First Day in Cyber Security as a Generalist

If it is your first gig in the cyber security field as a generalist, you will most probably focus on a myriad of tasks related to enterprise-wide security. Most companies are under staffed within security departments and have to cover everything from end-point, your regular employee’s computer protection (malware), security awareness to incident response (various attacks) and network security. Normally companies have a 100:10:1 ratio where 100 is a number of developers, 10 - operations staff, and 1 - cyber security. 

It’s quite common for a generalist to be overloaded and lost with tasks especially if you have to respond to SIEM and IDS alerts. This comes down to a lack of proper processes, playbooks, tuning of use cases that generate alerts, business impact analysis for task prioritization, master inventory of assets, and also support and cooperation of other teams in the organization. All of these are common issues security generalists face and at times it would feel as-if constantly going against the current but at the same time, these road blocks present opportunities for learning, streamlining processes and building relationships with cross-functional teams. This is your chance to shine!

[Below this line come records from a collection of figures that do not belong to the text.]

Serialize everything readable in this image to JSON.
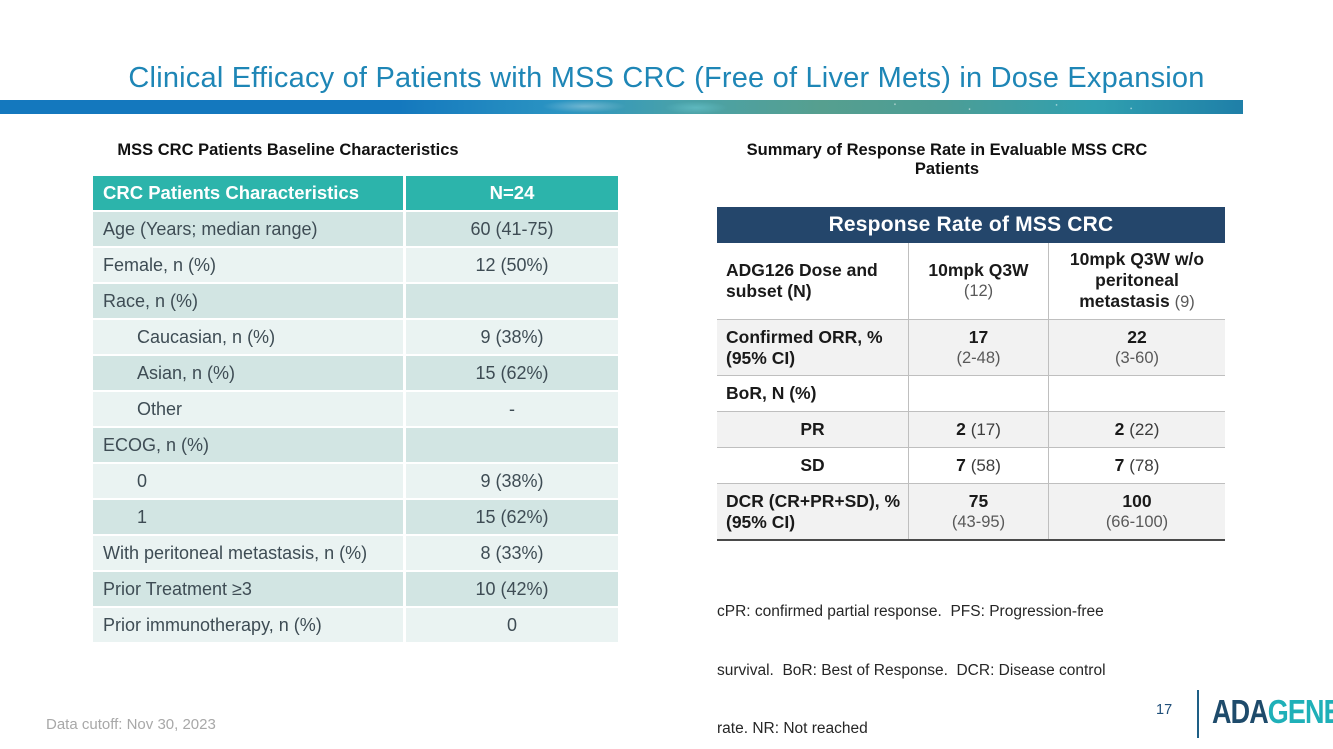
{
  "slide": {
    "title": "Clinical Efficacy of Patients with MSS CRC (Free of Liver Mets) in Dose Expansion",
    "colors": {
      "title_text": "#1E86B6",
      "teal_table_header": "#2CB4AB",
      "navy_table_header": "#24466B",
      "row_teal_dark": "#D2E5E3",
      "row_teal_light": "#EAF3F2",
      "row_gray_shaded": "#F2F2F2",
      "accent_bar_left": "#1478BE",
      "accent_bar_right": "#2E9FB0",
      "logo_navy": "#1E4B6B",
      "logo_teal": "#1FB0B8"
    },
    "footer": {
      "data_cutoff": "Data cutoff: Nov 30, 2023",
      "page_number": "17",
      "logo": {
        "prefix": "ADA",
        "suffix": "GENE"
      }
    }
  },
  "baseline_table": {
    "title": "MSS CRC Patients Baseline Characteristics",
    "header": {
      "col1": "CRC Patients Characteristics",
      "col2": "N=24"
    },
    "rows": [
      {
        "label": "Age (Years; median range)",
        "value": "60 (41-75)",
        "indent": false
      },
      {
        "label": "Female, n (%)",
        "value": "12 (50%)",
        "indent": false
      },
      {
        "label": "Race, n (%)",
        "value": "",
        "indent": false
      },
      {
        "label": "Caucasian, n (%)",
        "value": "9 (38%)",
        "indent": true
      },
      {
        "label": "Asian, n (%)",
        "value": "15 (62%)",
        "indent": true
      },
      {
        "label": "Other",
        "value": "-",
        "indent": true
      },
      {
        "label": "ECOG, n (%)",
        "value": "",
        "indent": false
      },
      {
        "label": "0",
        "value": "9 (38%)",
        "indent": true
      },
      {
        "label": "1",
        "value": "15 (62%)",
        "indent": true
      },
      {
        "label": "With peritoneal metastasis, n (%)",
        "value": "8 (33%)",
        "indent": false
      },
      {
        "label": "Prior Treatment ≥3",
        "value": "10 (42%)",
        "indent": false
      },
      {
        "label": "Prior immunotherapy, n (%)",
        "value": "0",
        "indent": false
      }
    ]
  },
  "response_table": {
    "title": "Summary of Response Rate in Evaluable MSS CRC Patients",
    "banner": "Response Rate of MSS CRC",
    "column_headers": {
      "col1_lines": [
        "ADG126 Dose and",
        "subset (N)"
      ],
      "col2": {
        "main": "10mpk Q3W",
        "sub": "(12)"
      },
      "col3": {
        "main": "10mpk Q3W w/o peritoneal metastasis",
        "sub": "(9)"
      }
    },
    "rows": [
      {
        "label_lines": [
          "Confirmed ORR, %",
          "(95% CI)"
        ],
        "label_center": false,
        "shaded": true,
        "tall": true,
        "values": [
          {
            "main": "17",
            "sub": "(2-48)",
            "inline": false
          },
          {
            "main": "22",
            "sub": "(3-60)",
            "inline": false
          }
        ]
      },
      {
        "label_lines": [
          "BoR, N (%)"
        ],
        "label_center": false,
        "shaded": false,
        "tall": false,
        "values": [
          {
            "main": "",
            "sub": "",
            "inline": false
          },
          {
            "main": "",
            "sub": "",
            "inline": false
          }
        ]
      },
      {
        "label_lines": [
          "PR"
        ],
        "label_center": true,
        "shaded": true,
        "tall": false,
        "values": [
          {
            "main": "2",
            "sub": "(17)",
            "inline": true
          },
          {
            "main": "2",
            "sub": "(22)",
            "inline": true
          }
        ]
      },
      {
        "label_lines": [
          "SD"
        ],
        "label_center": true,
        "shaded": false,
        "tall": false,
        "values": [
          {
            "main": "7",
            "sub": "(58)",
            "inline": true
          },
          {
            "main": "7",
            "sub": "(78)",
            "inline": true
          }
        ]
      },
      {
        "label_lines": [
          "DCR (CR+PR+SD), %",
          "(95% CI)"
        ],
        "label_center": false,
        "shaded": true,
        "tall": true,
        "values": [
          {
            "main": "75",
            "sub": "(43-95)",
            "inline": false
          },
          {
            "main": "100",
            "sub": "(66-100)",
            "inline": false
          }
        ]
      }
    ],
    "footnote_lines": [
      "cPR: confirmed partial response.  PFS: Progression-free",
      "survival.  BoR: Best of Response.  DCR: Disease control",
      "rate. NR: Not reached"
    ]
  }
}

I believe effective information security is a combination of having technical expertise and equally important effectively educating others, cooperation of whom you need for a successful program. You as a security generalist is responsible for not only understanding and leveraging security tools but also educating the rest of the company on why security matters and how they can play their part protecting your company, clients and partners’ data.

It is fun to play with security tools such as IDS/IPS (McAfee, Cisco ASA, etc.),  vulnerability scanners (Qualys, nextpose, Nessus, etc), Sysinternal tools (Process Explorer, AutoRuns, PsTools, etc.), SIEM (ArcSight, ELK, Splunk) and other. But it’s incredibly important to the success of your organization’s security posture to have these tools well-configured and automated where possible.

Being a generalist allows you have a solid foundation and grasp of a security posture of your organization. Take in as much as possible, keep learning, share your knowledge with others, educate and show that cyber security can be an enabler rather than limitation to your organization.